ディリーさんは5日未明、ブリュッセル市内でタクシーに乗ったあと行方不明になっていたが、7日午後に同市内で発見された。これについて検察当局は8日、ディリーさんは単に迷子になっていただけで、ホテルに宿泊するお金がなかったためホテルのロビーに寝泊まりしていたと発表した。
ところが報道によれば、ディリーさんはブリュッセル市内のナイトクラブを出たあと宿泊先のホテルの場所を探してほしいと警察に手助けを求めたところ、投獄すると脅されたという。
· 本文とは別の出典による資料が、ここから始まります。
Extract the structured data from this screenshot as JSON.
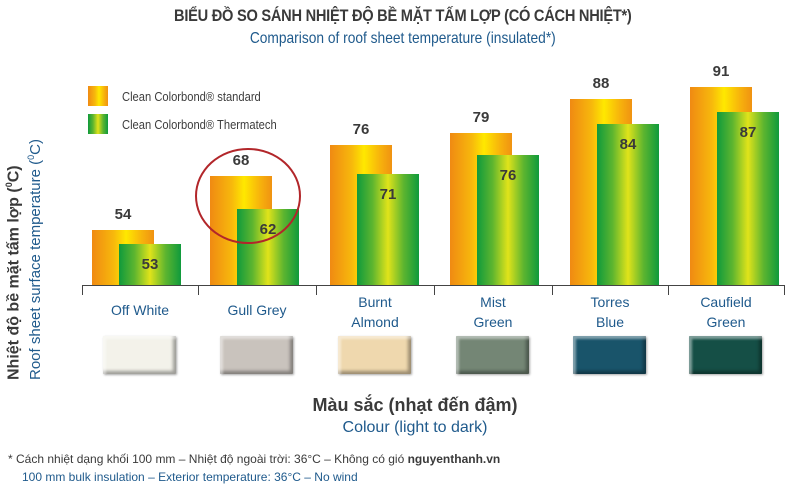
{
  "title": {
    "vietnamese": "BIỂU ĐỒ SO SÁNH NHIỆT ĐỘ BỀ MẶT TẤM LỢP (CÓ CÁCH NHIỆT*)",
    "english": "Comparison of roof sheet temperature (insulated*)"
  },
  "legend": {
    "standard": "Clean Colorbond® standard",
    "thermatech": "Clean Colorbond® Thermatech"
  },
  "yaxis": {
    "vietnamese": "Nhiệt độ bề mặt tấm lợp (",
    "english": "Roof sheet surface temperature (",
    "unit_sup": "0",
    "unit_tail": "C)"
  },
  "xaxis": {
    "vietnamese": "Màu sắc (nhạt đến đậm)",
    "english": "Colour (light to dark)"
  },
  "categories": [
    {
      "line1": "Off White",
      "line2": "",
      "standard": "54",
      "thermatech": "53",
      "swatch": "#f3f2ea"
    },
    {
      "line1": "Gull Grey",
      "line2": "",
      "standard": "68",
      "thermatech": "62",
      "swatch": "#c9c3bd"
    },
    {
      "line1": "Burnt",
      "line2": "Almond",
      "standard": "76",
      "thermatech": "71",
      "swatch": "#efd8ae"
    },
    {
      "line1": "Mist",
      "line2": "Green",
      "standard": "79",
      "thermatech": "76",
      "swatch": "#748675"
    },
    {
      "line1": "Torres",
      "line2": "Blue",
      "standard": "88",
      "thermatech": "84",
      "swatch": "#19546a"
    },
    {
      "line1": "Caufield",
      "line2": "Green",
      "standard": "91",
      "thermatech": "87",
      "swatch": "#154f46"
    }
  ],
  "footnote": {
    "vietnamese": "* Cách nhiệt dạng khối 100 mm – Nhiệt độ ngoài trời: 36°C – Không có gió",
    "watermark": "nguyenthanh.vn",
    "english": "100 mm bulk insulation – Exterior temperature: 36°C – No wind"
  },
  "colors": {
    "title_dark": "#3a3a3a",
    "title_blue": "#1f5a8c",
    "highlight_circle": "#b2262a",
    "standard_gradient": [
      "#f08a12",
      "#ffe800"
    ],
    "thermatech_gradient": [
      "#0f9a3c",
      "#e0e31a"
    ]
  },
  "chart_data": {
    "type": "bar",
    "title": "BIỂU ĐỒ SO SÁNH NHIỆT ĐỘ BỀ MẶT TẤM LỢP (CÓ CÁCH NHIỆT*) / Comparison of roof sheet temperature (insulated*)",
    "categories": [
      "Off White",
      "Gull Grey",
      "Burnt Almond",
      "Mist Green",
      "Torres Blue",
      "Caufield Green"
    ],
    "series": [
      {
        "name": "Clean Colorbond® standard",
        "values": [
          54,
          68,
          76,
          79,
          88,
          91
        ]
      },
      {
        "name": "Clean Colorbond® Thermatech",
        "values": [
          53,
          62,
          71,
          76,
          84,
          87
        ]
      }
    ],
    "xlabel": "Màu sắc (nhạt đến đậm) / Colour (light to dark)",
    "ylabel": "Nhiệt độ bề mặt tấm lợp (°C) / Roof sheet surface temperature (°C)",
    "grid": false,
    "legend_position": "top-left",
    "annotations": [
      "Red circle highlighting Gull Grey (68 / 62)"
    ],
    "footnote": "* 100 mm bulk insulation – Exterior temperature: 36°C – No wind"
  }
}
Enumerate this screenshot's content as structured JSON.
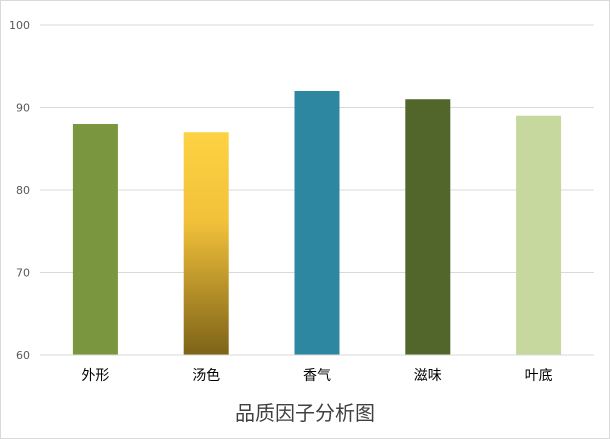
{
  "chart_data": {
    "type": "bar",
    "title": "品质因子分析图",
    "xlabel": "",
    "ylabel": "",
    "categories": [
      "外形",
      "汤色",
      "香气",
      "滋味",
      "叶底"
    ],
    "values": [
      88,
      87,
      92,
      91,
      89
    ],
    "ylim": [
      60,
      100
    ],
    "yticks": [
      60,
      70,
      80,
      90,
      100
    ],
    "grid": true,
    "legend": "none",
    "bar_colors": [
      "#7a963e",
      "gradient",
      "#2e87a0",
      "#52662c",
      "#c6d89e"
    ],
    "gradient_colors": [
      "#fdd242",
      "#7d6318"
    ]
  }
}
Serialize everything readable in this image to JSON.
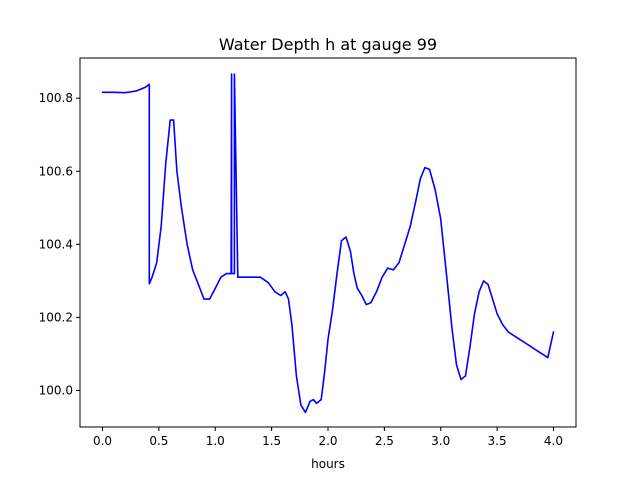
{
  "chart_data": {
    "type": "line",
    "title": "Water Depth h at gauge 99",
    "xlabel": "hours",
    "ylabel": "",
    "xlim": [
      -0.2,
      4.2
    ],
    "ylim": [
      99.9,
      100.91
    ],
    "xticks": [
      0.0,
      0.5,
      1.0,
      1.5,
      2.0,
      2.5,
      3.0,
      3.5,
      4.0
    ],
    "xtick_labels": [
      "0.0",
      "0.5",
      "1.0",
      "1.5",
      "2.0",
      "2.5",
      "3.0",
      "3.5",
      "4.0"
    ],
    "yticks": [
      100.0,
      100.2,
      100.4,
      100.6,
      100.8
    ],
    "ytick_labels": [
      "100.0",
      "100.2",
      "100.4",
      "100.6",
      "100.8"
    ],
    "grid": false,
    "series": [
      {
        "color": "#0000ff",
        "x": [
          0.0,
          0.1,
          0.2,
          0.3,
          0.38,
          0.415,
          0.415,
          0.44,
          0.48,
          0.52,
          0.56,
          0.6,
          0.63,
          0.66,
          0.7,
          0.75,
          0.8,
          0.85,
          0.9,
          0.95,
          1.0,
          1.05,
          1.1,
          1.14,
          1.145,
          1.145,
          1.17,
          1.17,
          1.2,
          1.3,
          1.4,
          1.47,
          1.53,
          1.58,
          1.62,
          1.65,
          1.68,
          1.72,
          1.76,
          1.8,
          1.84,
          1.87,
          1.9,
          1.94,
          1.97,
          2.0,
          2.04,
          2.08,
          2.12,
          2.16,
          2.2,
          2.23,
          2.26,
          2.3,
          2.34,
          2.38,
          2.43,
          2.48,
          2.53,
          2.58,
          2.63,
          2.68,
          2.73,
          2.78,
          2.82,
          2.86,
          2.9,
          2.95,
          3.0,
          3.05,
          3.1,
          3.14,
          3.18,
          3.22,
          3.26,
          3.3,
          3.34,
          3.38,
          3.42,
          3.46,
          3.5,
          3.55,
          3.6,
          3.65,
          3.7,
          3.75,
          3.8,
          3.85,
          3.9,
          3.95,
          4.0
        ],
        "y": [
          100.816,
          100.816,
          100.815,
          100.82,
          100.83,
          100.838,
          100.292,
          100.31,
          100.35,
          100.45,
          100.62,
          100.74,
          100.74,
          100.6,
          100.5,
          100.4,
          100.33,
          100.29,
          100.25,
          100.25,
          100.28,
          100.31,
          100.32,
          100.32,
          100.866,
          100.32,
          100.32,
          100.866,
          100.31,
          100.31,
          100.31,
          100.295,
          100.27,
          100.26,
          100.27,
          100.25,
          100.18,
          100.04,
          99.96,
          99.94,
          99.97,
          99.975,
          99.965,
          99.975,
          100.05,
          100.14,
          100.22,
          100.32,
          100.41,
          100.42,
          100.38,
          100.32,
          100.28,
          100.26,
          100.235,
          100.24,
          100.27,
          100.31,
          100.335,
          100.33,
          100.35,
          100.4,
          100.45,
          100.52,
          100.58,
          100.61,
          100.605,
          100.55,
          100.47,
          100.32,
          100.17,
          100.07,
          100.03,
          100.04,
          100.12,
          100.21,
          100.27,
          100.3,
          100.29,
          100.25,
          100.21,
          100.18,
          100.16,
          100.15,
          100.14,
          100.13,
          100.12,
          100.11,
          100.1,
          100.09,
          100.16
        ]
      }
    ]
  }
}
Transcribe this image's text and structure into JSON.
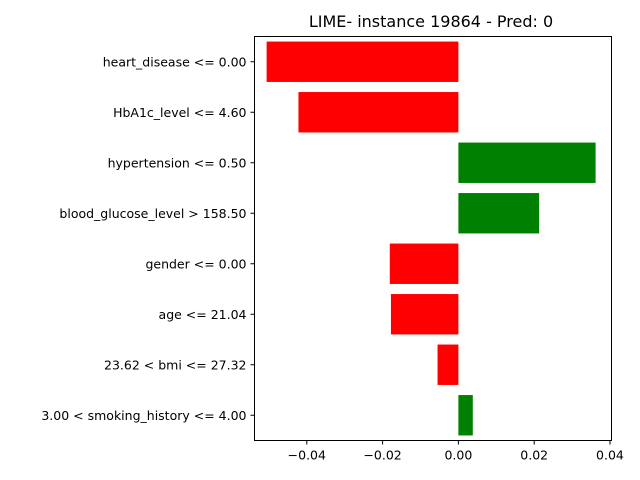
{
  "chart_data": {
    "type": "bar",
    "orientation": "horizontal",
    "title": "LIME- instance 19864 - Pred: 0",
    "xlabel": "",
    "ylabel": "",
    "xlim": [
      -0.0538,
      0.0404
    ],
    "xticks": [
      -0.04,
      -0.02,
      0.0,
      0.02,
      0.04
    ],
    "xtick_labels": [
      "−0.04",
      "−0.02",
      "0.00",
      "0.02",
      "0.04"
    ],
    "grid": false,
    "categories": [
      "heart_disease <= 0.00",
      "HbA1c_level <= 4.60",
      "hypertension <= 0.50",
      "blood_glucose_level > 158.50",
      "gender <= 0.00",
      "age <= 21.04",
      "23.62 < bmi <= 27.32",
      "3.00 < smoking_history <= 4.00"
    ],
    "values": [
      -0.0506,
      -0.0422,
      0.0362,
      0.0213,
      -0.0181,
      -0.0178,
      -0.0055,
      0.0038
    ],
    "colors": {
      "negative": "#ff0000",
      "positive": "#008000"
    }
  }
}
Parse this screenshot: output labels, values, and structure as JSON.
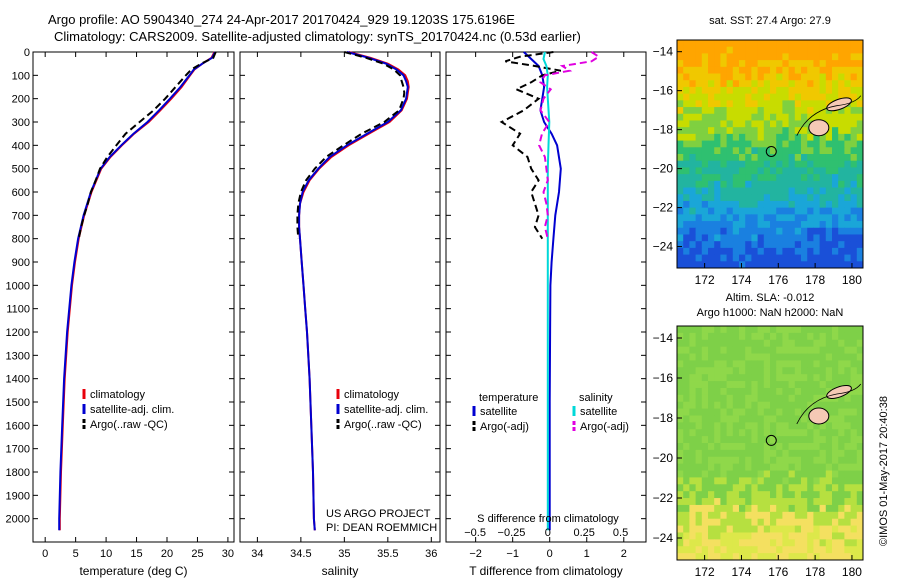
{
  "header": {
    "line1": "Argo profile: AO 5904340_274 24-Apr-2017 20170424_929 19.1203S 175.6196E",
    "line2": "Climatology: CARS2009. Satellite-adjusted climatology: synTS_20170424.nc (0.53d earlier)"
  },
  "credit": "©IMOS 01-May-2017 20:40:38",
  "colors": {
    "climatology": "#e8000b",
    "satellite": "#0000d0",
    "argo": "#000000",
    "salinity_sat": "#00d8d8",
    "salinity_argo": "#e000e0"
  },
  "chart_data": [
    {
      "type": "line",
      "xlabel": "temperature (deg C)",
      "ylabel": "",
      "xlim": [
        -2,
        31
      ],
      "ylim": [
        2100,
        0
      ],
      "xticks": [
        0,
        5,
        10,
        15,
        20,
        25,
        30
      ],
      "yticks": [
        0,
        100,
        200,
        300,
        400,
        500,
        600,
        700,
        800,
        900,
        1000,
        1100,
        1200,
        1300,
        1400,
        1500,
        1600,
        1700,
        1800,
        1900,
        2000
      ],
      "legend": {
        "placement": "bottom-center",
        "entries": [
          "climatology",
          "satellite-adj. clim.",
          "Argo(..raw -QC)"
        ]
      },
      "series": [
        {
          "name": "climatology",
          "depth": [
            0,
            25,
            50,
            75,
            100,
            150,
            200,
            250,
            300,
            350,
            400,
            450,
            500,
            600,
            700,
            800,
            900,
            1000,
            1200,
            1400,
            1600,
            1800,
            2000,
            2050
          ],
          "values": [
            27.8,
            27.3,
            25.8,
            24.5,
            23.8,
            22.4,
            20.7,
            18.9,
            17.0,
            14.6,
            12.6,
            10.7,
            9.2,
            7.6,
            6.4,
            5.5,
            4.9,
            4.4,
            3.7,
            3.2,
            2.9,
            2.6,
            2.4,
            2.4
          ]
        },
        {
          "name": "satellite-adj. clim.",
          "depth": [
            0,
            25,
            50,
            75,
            100,
            150,
            200,
            250,
            300,
            350,
            400,
            450,
            500,
            600,
            700,
            800,
            900,
            1000,
            1200,
            1400,
            1600,
            1800,
            2000,
            2050
          ],
          "values": [
            27.9,
            27.4,
            25.8,
            24.4,
            23.7,
            22.2,
            20.5,
            18.7,
            16.8,
            14.5,
            12.5,
            10.6,
            9.1,
            7.5,
            6.3,
            5.4,
            4.8,
            4.3,
            3.6,
            3.1,
            2.8,
            2.5,
            2.3,
            2.3
          ]
        },
        {
          "name": "Argo(..raw -QC)",
          "depth": [
            0,
            25,
            50,
            75,
            100,
            150,
            200,
            250,
            300,
            350,
            400,
            450,
            500,
            550,
            600,
            650,
            700,
            750,
            800
          ],
          "values": [
            28.0,
            27.6,
            25.6,
            24.0,
            23.1,
            21.4,
            19.7,
            17.8,
            15.5,
            13.2,
            11.7,
            10.2,
            9.0,
            8.3,
            7.5,
            7.0,
            6.4,
            5.9,
            5.5
          ]
        }
      ]
    },
    {
      "type": "line",
      "xlabel": "salinity",
      "ylabel": "",
      "xlim": [
        33.8,
        36.1
      ],
      "ylim": [
        2100,
        0
      ],
      "xticks": [
        34,
        34.5,
        35,
        35.5,
        36
      ],
      "legend": {
        "placement": "bottom-center",
        "entries": [
          "climatology",
          "satellite-adj. clim.",
          "Argo(..raw -QC)"
        ]
      },
      "annotation": [
        "US ARGO PROJECT",
        "PI: DEAN ROEMMICH"
      ],
      "series": [
        {
          "name": "climatology",
          "depth": [
            0,
            25,
            50,
            75,
            100,
            125,
            150,
            175,
            200,
            250,
            300,
            350,
            400,
            450,
            500,
            550,
            600,
            650,
            700,
            750,
            800,
            900,
            1000,
            1100,
            1200,
            1400,
            1600,
            1800,
            2000,
            2050
          ],
          "values": [
            35.05,
            35.3,
            35.5,
            35.62,
            35.7,
            35.73,
            35.74,
            35.73,
            35.72,
            35.66,
            35.52,
            35.28,
            35.05,
            34.85,
            34.71,
            34.6,
            34.53,
            34.49,
            34.48,
            34.48,
            34.49,
            34.51,
            34.53,
            34.55,
            34.57,
            34.6,
            34.62,
            34.64,
            34.65,
            34.66
          ]
        },
        {
          "name": "satellite-adj. clim.",
          "depth": [
            0,
            25,
            50,
            75,
            100,
            125,
            150,
            175,
            200,
            250,
            300,
            350,
            400,
            450,
            500,
            550,
            600,
            650,
            700,
            750,
            800,
            900,
            1000,
            1100,
            1200,
            1400,
            1600,
            1800,
            2000,
            2050
          ],
          "values": [
            35.03,
            35.28,
            35.48,
            35.6,
            35.68,
            35.71,
            35.73,
            35.72,
            35.71,
            35.65,
            35.5,
            35.26,
            35.03,
            34.83,
            34.7,
            34.59,
            34.52,
            34.49,
            34.48,
            34.48,
            34.49,
            34.51,
            34.53,
            34.55,
            34.57,
            34.6,
            34.62,
            34.64,
            34.65,
            34.66
          ]
        },
        {
          "name": "Argo(..raw -QC)",
          "depth": [
            0,
            25,
            50,
            75,
            100,
            125,
            150,
            175,
            200,
            250,
            300,
            350,
            400,
            450,
            500,
            550,
            600,
            650,
            700,
            750,
            800
          ],
          "values": [
            35.0,
            35.25,
            35.45,
            35.57,
            35.64,
            35.66,
            35.68,
            35.69,
            35.68,
            35.63,
            35.46,
            35.2,
            34.99,
            34.79,
            34.66,
            34.56,
            34.5,
            34.47,
            34.46,
            34.46,
            34.47
          ]
        }
      ]
    },
    {
      "type": "line",
      "xlabel": "T difference from climatology",
      "x2label": "S difference from climatology",
      "ylabel": "",
      "xlim": [
        -2.8,
        2.6
      ],
      "ylim": [
        2100,
        0
      ],
      "xticks": [
        -2,
        -1,
        0,
        1,
        2
      ],
      "x2ticks": [
        -0.5,
        -0.25,
        0,
        0.25,
        0.5
      ],
      "legend": {
        "placement": "bottom",
        "columns": [
          {
            "heading": "temperature",
            "entries": [
              "satellite",
              "Argo(-adj)"
            ]
          },
          {
            "heading": "salinity",
            "entries": [
              "satellite",
              "Argo(-adj)"
            ]
          }
        ]
      },
      "series": [
        {
          "name": "temperature satellite",
          "depth": [
            0,
            30,
            60,
            100,
            150,
            200,
            250,
            300,
            350,
            400,
            500,
            600,
            700,
            800,
            900,
            1000,
            1200,
            1500,
            2000,
            2050
          ],
          "values": [
            -0.7,
            -0.5,
            -0.3,
            -0.2,
            -0.15,
            -0.2,
            -0.25,
            -0.15,
            0.05,
            0.2,
            0.3,
            0.25,
            0.15,
            0.1,
            0.05,
            0.02,
            0.01,
            0,
            0,
            0
          ]
        },
        {
          "name": "temperature Argo(-adj)",
          "depth": [
            0,
            20,
            40,
            60,
            80,
            100,
            130,
            160,
            200,
            250,
            300,
            350,
            400,
            450,
            500,
            550,
            600,
            650,
            700,
            750,
            800
          ],
          "values": [
            0.1,
            -0.8,
            -1.2,
            -0.4,
            0.3,
            -0.2,
            -0.5,
            -0.9,
            -0.3,
            -0.7,
            -1.3,
            -0.8,
            -1.0,
            -0.6,
            -0.5,
            -0.3,
            -0.5,
            -0.4,
            -0.3,
            -0.4,
            -0.2
          ]
        },
        {
          "name": "salinity satellite",
          "depth": [
            0,
            30,
            60,
            100,
            150,
            200,
            300,
            400,
            500,
            600,
            800,
            1000,
            1500,
            2000,
            2050
          ],
          "values": [
            -0.02,
            -0.03,
            -0.01,
            0.0,
            -0.005,
            0.0,
            0.01,
            0.005,
            0.0,
            0.0,
            0,
            0,
            0,
            0,
            0
          ]
        },
        {
          "name": "salinity Argo(-adj)",
          "depth": [
            0,
            20,
            40,
            60,
            80,
            100,
            130,
            160,
            200,
            250,
            300,
            350,
            400,
            450,
            500,
            550,
            600,
            650,
            700,
            750,
            800
          ],
          "values": [
            0.3,
            0.35,
            0.3,
            0.1,
            0.15,
            -0.02,
            -0.05,
            0.02,
            -0.03,
            -0.05,
            0.01,
            -0.04,
            -0.06,
            -0.02,
            -0.01,
            0.0,
            -0.03,
            -0.01,
            0.0,
            -0.02,
            0.0
          ]
        }
      ]
    },
    {
      "type": "heatmap",
      "title": "sat. SST: 27.4 Argo: 27.9",
      "xlabel": "",
      "ylabel": "",
      "xlim": [
        170.5,
        180.6
      ],
      "ylim": [
        -25.1,
        -13.4
      ],
      "xticks": [
        172,
        174,
        176,
        178,
        180
      ],
      "yticks": [
        -14,
        -16,
        -18,
        -20,
        -22,
        -24
      ],
      "marker": {
        "lon": 175.6196,
        "lat": -19.1203
      },
      "description": "SST field: warmer (orange/yellow) in the north, cooling to blue in the south"
    },
    {
      "type": "heatmap",
      "title": [
        "Altim. SLA: -0.012",
        "Argo h1000: NaN h2000: NaN"
      ],
      "xlabel": "",
      "ylabel": "",
      "xlim": [
        170.5,
        180.6
      ],
      "ylim": [
        -25.1,
        -13.4
      ],
      "xticks": [
        172,
        174,
        176,
        178,
        180
      ],
      "yticks": [
        -14,
        -16,
        -18,
        -20,
        -22,
        -24
      ],
      "marker": {
        "lon": 175.6196,
        "lat": -19.1203
      }
    }
  ]
}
このほか、「警察署で売春婦のように扱われた」、「助けを求めた2つの警察署に肌の色のせいで無視された」などと語ったとも報じられている。
さらに、ディリーさんの弁護士は10日、「ディリーさんは乗車したタクシーの運転手に2日間監禁され、乱暴されそうになったが、2日後に解放された」と発表。この説明はディリーさんが先に警察当局に語ったものとは食い違っているが、ディリーさんの代理人によれば、ディリーさんは事実を明かしたくないため当局に事実を語らなかったのだという。
一方、警察当局はディリーさんの主張を否定。「売春婦のように扱われたというのは嘘だ。肌の色が黒いからひどい扱いを受けたというのも嘘だ。彼女はコンドリーザ・ライス(Condoleezza Rice)米国務長官との会談を含む、複数の重要会議を欠席した。出席できなかった自分を正当化したいのだと思う」と、広報担当者は語った。
また警察当局は、ディリーさんをパトカーに乗せて宿泊先のホテルを探し回ったと述べている。このほか、ディリーさんは窓清掃業者の男性と一緒にいるところを発見されたが、ディリーさんが彼から脅されていた事実はなかったことも明らかにした。